Molly explained in hushed whispers, her idea both reckless and bold. She would steal a noblewoman’s clothing and mask, blend in with the guests like the shadow she’d become so accustomed to being over the years, and get close enough to the duke to strike, right, of course, when he least expected it.
April listened, her expression a mixture of concern and reluctant admiration. Because she knew that this time, Molly’s idea had some validity, a plan that might just have the potential to actually work.
“It’s a dangerous plan, Molly.

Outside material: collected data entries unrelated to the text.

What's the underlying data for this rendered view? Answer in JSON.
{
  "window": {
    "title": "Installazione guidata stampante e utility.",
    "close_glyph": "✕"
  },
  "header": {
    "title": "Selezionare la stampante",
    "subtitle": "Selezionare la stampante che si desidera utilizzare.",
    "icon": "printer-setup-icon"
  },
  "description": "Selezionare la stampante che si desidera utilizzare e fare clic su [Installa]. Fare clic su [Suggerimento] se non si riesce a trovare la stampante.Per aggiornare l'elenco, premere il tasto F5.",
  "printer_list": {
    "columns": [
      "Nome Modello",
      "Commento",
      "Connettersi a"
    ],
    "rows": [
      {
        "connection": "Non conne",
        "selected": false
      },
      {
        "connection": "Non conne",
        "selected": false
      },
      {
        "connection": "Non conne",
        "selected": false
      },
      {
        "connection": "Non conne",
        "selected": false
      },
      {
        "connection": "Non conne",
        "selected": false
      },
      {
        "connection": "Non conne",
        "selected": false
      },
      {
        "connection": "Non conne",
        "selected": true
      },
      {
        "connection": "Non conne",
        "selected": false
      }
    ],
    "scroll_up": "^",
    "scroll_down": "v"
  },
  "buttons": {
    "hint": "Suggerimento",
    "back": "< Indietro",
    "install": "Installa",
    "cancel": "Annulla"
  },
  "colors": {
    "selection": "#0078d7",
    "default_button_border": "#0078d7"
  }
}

Probably the best one you’ve come up with, but reckless all the same.” She sighed.
Molly nodded, knowing fully well the risk that her plan carried. But she was still willing to do it, willing to do anything to put a stop to the duke and his horrendous ways.
“But it’s the only plan.” Molly pushed, and April sighed. Because she knew that her younger friend, as much as she wanted dearly to keep her safe and protected, was right. And she was old and determined enough now, at the ripe age of twenty-one, that April knew there was little she could do to stop her.
“I know I can’t stop you, so we’ll do it together. But we have to be smart about this.”
Molly grinned, her heart pounding in her chest even faster now that it had the whole day. Because they were finally going to do it, what they’d been waiting and wanting to do for years.
April couldn’t help but to grin a little as well, as she looked at Molly, and began to grow the very same sparkle of hope in her eyes that she herself had thought was long ago lost.